A
habituação normaliza o que, no plano moral, não deveria ser normalizado
"Uma
única morte é uma tragédia; um milhão de mortes é uma estatística". A
frase, ou uma de suas variantes, é normalmente atribuída a Stálin, mas não há
registro confiável de que ele tenha dito algo parecido. Qualquer que seja o
autor da máxima, ela revela de forma criativa uma das mais fascinantes
características da psique humana, a habituação.
Tecnicamente,
a habituação pode ser definida como uma forma de aprendizado e é caracterizada
pela diminuição da intensidade com que respondemos a um estímulo à medida que a
exposição se repete ou se prolonga. No plano valorativo, a habituação é ao
mesmo tempo uma bênção e uma maldição.
O lado positivo é bem evidente: é a habituação que permite que nos ajustemos a mudanças e sigamos em frente. Se entramos num ambiente em que há um cheiro muito penetrante ou um barulho muito alto, nós inicialmente nos incomodamos. Mas, à medida que a exposição continua e não desencadeia nenhuma emergência, nossa resposta a esses estímulos vai se tornando paulatinamente mais fraca. A ideia é que, se não há nenhuma ameaça, devemos liberar recursos mentais para nos ocupar com outras coisas. É por isso que ela entra na categoria aprendizado.
Obviamente,
a habituação opera não só sobre estímulos sensoriais básicos, como cheiros e
ruídos, mas também sobre situações mais complexas.

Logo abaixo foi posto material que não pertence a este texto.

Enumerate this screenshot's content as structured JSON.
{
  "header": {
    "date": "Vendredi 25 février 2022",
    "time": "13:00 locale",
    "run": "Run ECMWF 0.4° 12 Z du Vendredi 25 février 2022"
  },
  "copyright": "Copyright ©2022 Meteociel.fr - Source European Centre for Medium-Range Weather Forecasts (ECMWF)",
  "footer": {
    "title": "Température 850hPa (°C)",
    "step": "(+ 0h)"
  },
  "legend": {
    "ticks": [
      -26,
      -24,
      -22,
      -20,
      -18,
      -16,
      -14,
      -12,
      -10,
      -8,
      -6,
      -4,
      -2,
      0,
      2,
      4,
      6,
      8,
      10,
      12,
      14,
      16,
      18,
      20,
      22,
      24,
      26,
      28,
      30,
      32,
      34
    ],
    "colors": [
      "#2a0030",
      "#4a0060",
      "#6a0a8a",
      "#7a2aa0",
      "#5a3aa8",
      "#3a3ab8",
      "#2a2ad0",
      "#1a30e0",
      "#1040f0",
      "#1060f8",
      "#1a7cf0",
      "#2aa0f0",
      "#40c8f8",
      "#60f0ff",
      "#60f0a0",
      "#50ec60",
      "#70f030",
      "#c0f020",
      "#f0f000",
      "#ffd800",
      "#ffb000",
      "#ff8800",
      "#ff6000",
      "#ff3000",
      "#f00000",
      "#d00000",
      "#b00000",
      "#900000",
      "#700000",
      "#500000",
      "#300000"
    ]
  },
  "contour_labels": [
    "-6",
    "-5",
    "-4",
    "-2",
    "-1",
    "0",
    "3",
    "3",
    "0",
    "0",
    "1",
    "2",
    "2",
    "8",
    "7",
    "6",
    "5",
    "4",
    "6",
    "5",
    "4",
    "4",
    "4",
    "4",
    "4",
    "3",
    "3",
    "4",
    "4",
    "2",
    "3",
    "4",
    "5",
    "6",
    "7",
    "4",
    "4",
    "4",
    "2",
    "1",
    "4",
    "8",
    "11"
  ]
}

Seres humanos se acostumam
tanto com o campo de concentração como com uma vida de luxos.
O lado menos brilhante da habituação é que ela normaliza aquilo que, no plano moral, não deveria ser normalizado. É o que está acontecendo agora no Brasil com a epidemia de Covid-19. Estamos há tanto tempo lendo sobre o aumento de mortes e vendo imagens dos congestionamentos de caixões que a carnificina por que estamos passando já não desencadeia em nós a reação adequada, que seria a de exigir dos governantes medidas efetivas e imediatas para minorar a crise.